For a club of Corinthians' stature and history, the approval of accounts showing a million-dollar deficit was not merely a financial event. It was a signal that something in the organization's decision-making apparatus had broken down or was breaking down. The pet hotel and the Santa Claus services were not the root cause—they were symptoms. They were evidence of spending that had not been adequately controlled, questioned, or prevented before the money left the account.
The board's approval meant the club would move forward with these facts established and documented. The deficit was real. The spending had happened. The gap between Corinthians and its rivals was widening. What came next—whether the club could stabilize its finances, whether it could compete effectively while managing this burden, whether the governance structures would change—remained an open question as 2026 began.
Notable Quotes
The club's president addressed the vote and attempted to explain the financial transactions that had led to this moment— Corinthians leadership
The Hearth Conversation Another angle on the story
Why would a board approve accounts that show they've lost millions of dollars? Isn't that an admission of failure?
It's not quite that simple. The board doesn't have the power to reject the accounts and make the deficit disappear. The money was already spent. The vote is about accepting reality, not endorsing it.
But the spending details—pet hotels, Santa Claus services—those seem almost absurd. How does that happen in a professional organization?
That's the real question. It suggests either no one was watching the spending closely enough, or the controls that should have existed weren't enforced. When you see expenses like that slip through, it usually means the governance structure has gaps.
Does this put Corinthians at a competitive disadvantage?

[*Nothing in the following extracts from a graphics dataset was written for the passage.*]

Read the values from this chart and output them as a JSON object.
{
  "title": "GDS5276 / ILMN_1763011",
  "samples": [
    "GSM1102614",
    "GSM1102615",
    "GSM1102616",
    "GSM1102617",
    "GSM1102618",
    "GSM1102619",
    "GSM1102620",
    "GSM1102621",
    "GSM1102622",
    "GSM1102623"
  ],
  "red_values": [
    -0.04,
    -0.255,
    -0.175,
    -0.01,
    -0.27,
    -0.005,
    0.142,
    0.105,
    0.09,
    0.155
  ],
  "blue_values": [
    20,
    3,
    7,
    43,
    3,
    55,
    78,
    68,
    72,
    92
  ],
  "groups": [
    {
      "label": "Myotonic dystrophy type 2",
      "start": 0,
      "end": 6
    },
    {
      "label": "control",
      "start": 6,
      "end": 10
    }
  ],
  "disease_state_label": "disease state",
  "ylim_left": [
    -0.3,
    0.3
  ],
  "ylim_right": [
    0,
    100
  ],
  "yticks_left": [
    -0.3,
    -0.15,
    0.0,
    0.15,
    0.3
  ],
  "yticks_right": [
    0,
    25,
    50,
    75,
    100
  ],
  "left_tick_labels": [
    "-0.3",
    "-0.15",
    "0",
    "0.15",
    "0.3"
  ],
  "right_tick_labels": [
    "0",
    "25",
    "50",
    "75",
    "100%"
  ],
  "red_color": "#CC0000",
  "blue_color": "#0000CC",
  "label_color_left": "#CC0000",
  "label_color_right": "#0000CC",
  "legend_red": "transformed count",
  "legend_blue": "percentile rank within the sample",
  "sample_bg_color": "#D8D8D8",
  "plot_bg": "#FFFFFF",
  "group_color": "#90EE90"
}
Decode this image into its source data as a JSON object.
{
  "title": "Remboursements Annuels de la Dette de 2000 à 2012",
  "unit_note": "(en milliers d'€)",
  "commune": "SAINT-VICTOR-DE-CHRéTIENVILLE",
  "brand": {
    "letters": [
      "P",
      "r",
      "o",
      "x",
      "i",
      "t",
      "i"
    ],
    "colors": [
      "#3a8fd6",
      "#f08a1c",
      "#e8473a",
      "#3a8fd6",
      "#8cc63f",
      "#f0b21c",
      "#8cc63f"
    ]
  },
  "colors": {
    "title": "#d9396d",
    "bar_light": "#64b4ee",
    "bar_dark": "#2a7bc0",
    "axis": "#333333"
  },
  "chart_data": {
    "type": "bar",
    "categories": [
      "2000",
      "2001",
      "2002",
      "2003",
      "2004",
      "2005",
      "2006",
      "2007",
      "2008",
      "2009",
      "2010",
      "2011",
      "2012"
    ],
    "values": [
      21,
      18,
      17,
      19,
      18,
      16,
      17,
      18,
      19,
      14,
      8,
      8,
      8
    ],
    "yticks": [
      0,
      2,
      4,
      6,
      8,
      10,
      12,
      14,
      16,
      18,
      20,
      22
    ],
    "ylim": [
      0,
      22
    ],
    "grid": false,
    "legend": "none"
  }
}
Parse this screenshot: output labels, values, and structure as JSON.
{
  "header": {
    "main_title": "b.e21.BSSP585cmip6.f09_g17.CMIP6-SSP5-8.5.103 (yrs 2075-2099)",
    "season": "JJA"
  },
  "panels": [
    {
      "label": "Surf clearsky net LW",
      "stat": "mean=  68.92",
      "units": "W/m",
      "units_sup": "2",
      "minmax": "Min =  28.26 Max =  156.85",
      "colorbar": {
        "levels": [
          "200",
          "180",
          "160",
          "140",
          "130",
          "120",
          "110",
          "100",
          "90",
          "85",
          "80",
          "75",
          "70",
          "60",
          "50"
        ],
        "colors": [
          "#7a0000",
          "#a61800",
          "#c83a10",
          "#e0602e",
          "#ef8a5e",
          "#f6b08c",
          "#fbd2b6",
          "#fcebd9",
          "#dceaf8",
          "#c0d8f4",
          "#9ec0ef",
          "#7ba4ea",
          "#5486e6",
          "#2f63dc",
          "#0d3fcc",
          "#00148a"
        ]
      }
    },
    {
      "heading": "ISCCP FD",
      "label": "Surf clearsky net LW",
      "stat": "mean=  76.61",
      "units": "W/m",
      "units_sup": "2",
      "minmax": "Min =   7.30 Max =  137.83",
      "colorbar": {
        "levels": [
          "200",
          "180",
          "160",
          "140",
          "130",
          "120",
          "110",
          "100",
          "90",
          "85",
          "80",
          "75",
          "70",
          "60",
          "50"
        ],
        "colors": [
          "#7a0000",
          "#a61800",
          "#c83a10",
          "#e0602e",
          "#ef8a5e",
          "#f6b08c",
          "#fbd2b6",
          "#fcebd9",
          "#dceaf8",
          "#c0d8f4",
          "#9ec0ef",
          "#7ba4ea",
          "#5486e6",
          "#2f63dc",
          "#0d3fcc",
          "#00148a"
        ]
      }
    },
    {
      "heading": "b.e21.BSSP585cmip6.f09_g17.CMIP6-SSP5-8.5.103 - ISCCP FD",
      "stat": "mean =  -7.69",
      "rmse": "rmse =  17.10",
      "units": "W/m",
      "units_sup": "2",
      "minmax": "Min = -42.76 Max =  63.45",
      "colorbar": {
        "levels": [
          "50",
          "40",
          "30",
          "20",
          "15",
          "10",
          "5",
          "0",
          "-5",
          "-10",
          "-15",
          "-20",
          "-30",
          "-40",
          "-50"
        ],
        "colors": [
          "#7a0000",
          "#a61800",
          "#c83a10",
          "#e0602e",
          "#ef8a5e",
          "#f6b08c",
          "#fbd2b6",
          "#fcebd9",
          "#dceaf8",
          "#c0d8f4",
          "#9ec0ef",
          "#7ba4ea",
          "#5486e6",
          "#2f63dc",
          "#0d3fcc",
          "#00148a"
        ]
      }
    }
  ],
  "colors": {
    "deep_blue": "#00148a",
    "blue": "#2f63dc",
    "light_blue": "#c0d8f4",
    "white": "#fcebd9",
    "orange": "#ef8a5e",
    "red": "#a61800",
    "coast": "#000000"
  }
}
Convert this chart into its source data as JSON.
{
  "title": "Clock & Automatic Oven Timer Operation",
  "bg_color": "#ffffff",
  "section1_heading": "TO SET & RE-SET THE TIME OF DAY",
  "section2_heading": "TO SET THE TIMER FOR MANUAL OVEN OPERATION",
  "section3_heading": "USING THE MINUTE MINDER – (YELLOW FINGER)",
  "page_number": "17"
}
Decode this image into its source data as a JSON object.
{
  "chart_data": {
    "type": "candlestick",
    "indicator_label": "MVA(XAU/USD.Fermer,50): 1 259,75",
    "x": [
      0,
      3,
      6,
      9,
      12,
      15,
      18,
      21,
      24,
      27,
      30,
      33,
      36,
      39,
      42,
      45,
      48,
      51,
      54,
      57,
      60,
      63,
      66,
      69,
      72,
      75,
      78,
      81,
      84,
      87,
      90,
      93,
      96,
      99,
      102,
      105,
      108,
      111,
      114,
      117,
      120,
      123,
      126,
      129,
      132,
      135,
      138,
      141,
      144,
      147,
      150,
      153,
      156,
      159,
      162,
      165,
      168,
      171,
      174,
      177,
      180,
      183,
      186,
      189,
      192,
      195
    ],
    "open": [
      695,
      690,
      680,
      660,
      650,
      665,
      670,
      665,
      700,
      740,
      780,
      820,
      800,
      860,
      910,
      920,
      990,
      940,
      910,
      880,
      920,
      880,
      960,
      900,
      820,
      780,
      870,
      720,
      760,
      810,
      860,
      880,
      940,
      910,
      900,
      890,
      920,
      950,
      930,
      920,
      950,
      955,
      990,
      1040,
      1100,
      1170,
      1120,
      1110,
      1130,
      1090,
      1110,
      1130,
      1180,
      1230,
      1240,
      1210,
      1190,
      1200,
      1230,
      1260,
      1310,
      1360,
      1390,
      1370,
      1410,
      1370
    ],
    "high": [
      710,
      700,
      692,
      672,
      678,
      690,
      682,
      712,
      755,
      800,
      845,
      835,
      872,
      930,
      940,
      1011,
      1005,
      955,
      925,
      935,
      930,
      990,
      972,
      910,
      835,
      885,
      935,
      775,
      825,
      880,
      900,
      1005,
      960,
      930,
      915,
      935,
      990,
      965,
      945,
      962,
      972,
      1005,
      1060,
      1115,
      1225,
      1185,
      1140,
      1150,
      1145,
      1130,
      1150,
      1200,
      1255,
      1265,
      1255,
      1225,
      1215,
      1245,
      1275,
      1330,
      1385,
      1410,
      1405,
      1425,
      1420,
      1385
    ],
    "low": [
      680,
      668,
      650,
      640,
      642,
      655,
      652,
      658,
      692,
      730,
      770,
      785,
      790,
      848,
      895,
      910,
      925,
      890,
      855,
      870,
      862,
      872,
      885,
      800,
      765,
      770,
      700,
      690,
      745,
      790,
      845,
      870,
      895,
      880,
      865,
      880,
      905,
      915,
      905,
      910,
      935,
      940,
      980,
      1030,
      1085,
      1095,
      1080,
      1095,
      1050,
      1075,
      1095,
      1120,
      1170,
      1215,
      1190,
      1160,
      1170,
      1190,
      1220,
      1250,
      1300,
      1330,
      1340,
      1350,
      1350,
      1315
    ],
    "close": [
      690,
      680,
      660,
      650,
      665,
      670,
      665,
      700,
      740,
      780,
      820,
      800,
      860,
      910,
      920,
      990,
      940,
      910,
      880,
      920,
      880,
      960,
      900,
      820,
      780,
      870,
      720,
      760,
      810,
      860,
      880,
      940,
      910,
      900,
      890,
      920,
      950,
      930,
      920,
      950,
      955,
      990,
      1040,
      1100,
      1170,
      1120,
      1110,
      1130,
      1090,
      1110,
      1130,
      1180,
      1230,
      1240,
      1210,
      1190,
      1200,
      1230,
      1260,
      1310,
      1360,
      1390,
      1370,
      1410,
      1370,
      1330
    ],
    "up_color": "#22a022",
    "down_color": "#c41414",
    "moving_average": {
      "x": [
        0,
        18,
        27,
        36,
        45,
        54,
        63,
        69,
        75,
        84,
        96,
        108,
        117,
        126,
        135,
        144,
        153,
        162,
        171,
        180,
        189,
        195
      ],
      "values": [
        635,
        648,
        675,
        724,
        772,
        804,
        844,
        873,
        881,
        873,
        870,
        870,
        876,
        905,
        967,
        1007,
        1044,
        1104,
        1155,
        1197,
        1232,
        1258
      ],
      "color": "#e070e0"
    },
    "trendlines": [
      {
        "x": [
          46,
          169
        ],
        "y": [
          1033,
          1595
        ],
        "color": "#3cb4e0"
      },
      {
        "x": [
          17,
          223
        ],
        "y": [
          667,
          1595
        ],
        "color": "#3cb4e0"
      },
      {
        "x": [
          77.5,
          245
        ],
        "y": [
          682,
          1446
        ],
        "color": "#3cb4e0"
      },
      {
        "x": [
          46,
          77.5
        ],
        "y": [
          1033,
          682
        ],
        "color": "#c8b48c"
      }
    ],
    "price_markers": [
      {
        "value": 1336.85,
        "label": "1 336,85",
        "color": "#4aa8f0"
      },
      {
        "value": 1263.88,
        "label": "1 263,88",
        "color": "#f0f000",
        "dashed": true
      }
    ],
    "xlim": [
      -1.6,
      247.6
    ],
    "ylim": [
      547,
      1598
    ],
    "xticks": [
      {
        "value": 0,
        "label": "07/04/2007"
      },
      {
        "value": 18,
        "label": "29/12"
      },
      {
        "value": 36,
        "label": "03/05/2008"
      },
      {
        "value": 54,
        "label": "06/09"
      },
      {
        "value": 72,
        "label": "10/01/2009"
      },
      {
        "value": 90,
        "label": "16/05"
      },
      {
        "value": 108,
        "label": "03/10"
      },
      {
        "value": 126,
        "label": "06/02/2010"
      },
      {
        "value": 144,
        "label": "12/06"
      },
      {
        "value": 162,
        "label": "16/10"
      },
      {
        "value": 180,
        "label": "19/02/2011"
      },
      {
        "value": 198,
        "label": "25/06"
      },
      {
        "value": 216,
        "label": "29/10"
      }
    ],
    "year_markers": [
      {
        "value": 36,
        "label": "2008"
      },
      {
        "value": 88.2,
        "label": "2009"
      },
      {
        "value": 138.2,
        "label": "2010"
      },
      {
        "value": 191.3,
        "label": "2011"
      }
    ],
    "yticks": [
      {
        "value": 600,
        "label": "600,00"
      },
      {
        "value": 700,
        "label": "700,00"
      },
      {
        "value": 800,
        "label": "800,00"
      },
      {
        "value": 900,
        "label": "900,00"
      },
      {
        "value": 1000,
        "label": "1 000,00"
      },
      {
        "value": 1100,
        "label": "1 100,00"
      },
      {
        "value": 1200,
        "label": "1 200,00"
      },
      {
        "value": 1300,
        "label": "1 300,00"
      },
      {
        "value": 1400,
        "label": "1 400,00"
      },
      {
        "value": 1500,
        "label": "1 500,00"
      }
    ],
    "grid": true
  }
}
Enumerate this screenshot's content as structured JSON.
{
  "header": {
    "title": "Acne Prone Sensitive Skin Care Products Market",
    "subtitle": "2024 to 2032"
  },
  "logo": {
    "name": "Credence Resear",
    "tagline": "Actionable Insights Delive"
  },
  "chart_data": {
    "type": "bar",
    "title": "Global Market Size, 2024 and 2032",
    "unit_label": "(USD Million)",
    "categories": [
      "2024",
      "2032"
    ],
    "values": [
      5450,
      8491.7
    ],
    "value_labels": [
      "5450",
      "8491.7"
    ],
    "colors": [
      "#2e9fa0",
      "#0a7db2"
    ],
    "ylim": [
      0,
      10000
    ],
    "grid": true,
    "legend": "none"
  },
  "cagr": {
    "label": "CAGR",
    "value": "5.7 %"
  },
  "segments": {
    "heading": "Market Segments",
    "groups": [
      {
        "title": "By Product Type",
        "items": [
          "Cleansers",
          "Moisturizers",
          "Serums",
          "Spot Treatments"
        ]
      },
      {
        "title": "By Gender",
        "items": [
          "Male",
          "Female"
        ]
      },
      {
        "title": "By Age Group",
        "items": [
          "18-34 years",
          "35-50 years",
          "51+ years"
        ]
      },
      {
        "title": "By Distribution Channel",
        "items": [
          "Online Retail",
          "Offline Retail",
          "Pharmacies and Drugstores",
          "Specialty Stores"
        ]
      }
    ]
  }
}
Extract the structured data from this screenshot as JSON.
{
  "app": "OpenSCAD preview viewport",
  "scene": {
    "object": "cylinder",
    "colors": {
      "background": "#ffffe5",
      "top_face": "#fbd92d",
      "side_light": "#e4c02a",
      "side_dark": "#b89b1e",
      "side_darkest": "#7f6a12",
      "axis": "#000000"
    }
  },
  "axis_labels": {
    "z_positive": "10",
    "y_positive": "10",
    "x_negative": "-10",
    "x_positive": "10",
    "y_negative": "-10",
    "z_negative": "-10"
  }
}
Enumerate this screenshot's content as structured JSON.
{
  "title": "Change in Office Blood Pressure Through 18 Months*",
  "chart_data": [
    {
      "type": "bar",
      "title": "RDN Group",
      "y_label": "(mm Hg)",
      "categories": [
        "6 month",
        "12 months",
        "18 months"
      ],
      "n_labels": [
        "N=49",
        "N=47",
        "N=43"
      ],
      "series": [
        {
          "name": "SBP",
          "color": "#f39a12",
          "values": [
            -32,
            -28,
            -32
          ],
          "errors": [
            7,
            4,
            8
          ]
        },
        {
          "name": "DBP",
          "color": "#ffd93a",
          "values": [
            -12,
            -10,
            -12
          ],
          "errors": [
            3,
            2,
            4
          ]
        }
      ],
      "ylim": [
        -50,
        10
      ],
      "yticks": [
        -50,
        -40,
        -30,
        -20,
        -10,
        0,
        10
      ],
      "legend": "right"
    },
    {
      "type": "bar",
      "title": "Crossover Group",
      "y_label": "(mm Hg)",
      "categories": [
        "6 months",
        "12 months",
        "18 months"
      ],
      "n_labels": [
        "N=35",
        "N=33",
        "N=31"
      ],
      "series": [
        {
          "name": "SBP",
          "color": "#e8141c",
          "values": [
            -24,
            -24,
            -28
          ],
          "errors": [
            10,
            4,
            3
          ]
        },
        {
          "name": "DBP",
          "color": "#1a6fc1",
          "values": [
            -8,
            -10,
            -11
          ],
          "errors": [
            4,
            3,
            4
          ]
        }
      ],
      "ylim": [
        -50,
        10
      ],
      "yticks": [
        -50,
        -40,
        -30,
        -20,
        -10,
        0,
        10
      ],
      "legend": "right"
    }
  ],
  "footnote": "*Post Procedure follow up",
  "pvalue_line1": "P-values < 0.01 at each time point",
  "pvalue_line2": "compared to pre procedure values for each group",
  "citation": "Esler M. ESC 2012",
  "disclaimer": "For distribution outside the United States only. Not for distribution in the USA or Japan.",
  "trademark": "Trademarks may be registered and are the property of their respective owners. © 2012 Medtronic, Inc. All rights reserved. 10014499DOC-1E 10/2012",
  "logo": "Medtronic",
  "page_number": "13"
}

Absolutely. Palmeiras and Flamengo are managing their finances more carefully. That means they have more resources to invest in players and infrastructure. Over time, that gap compounds.
Can the club recover from this?
It depends on whether they can identify what went wrong and fix it. The deficit itself isn't necessarily fatal—clubs can run deficits and recover. But the pattern of spending that created it suggests deeper problems with how decisions are being made.
So the board's approval is just the beginning of a larger reckoning?
Yes. The vote acknowledges the problem exists. Now comes the harder part: actually solving it.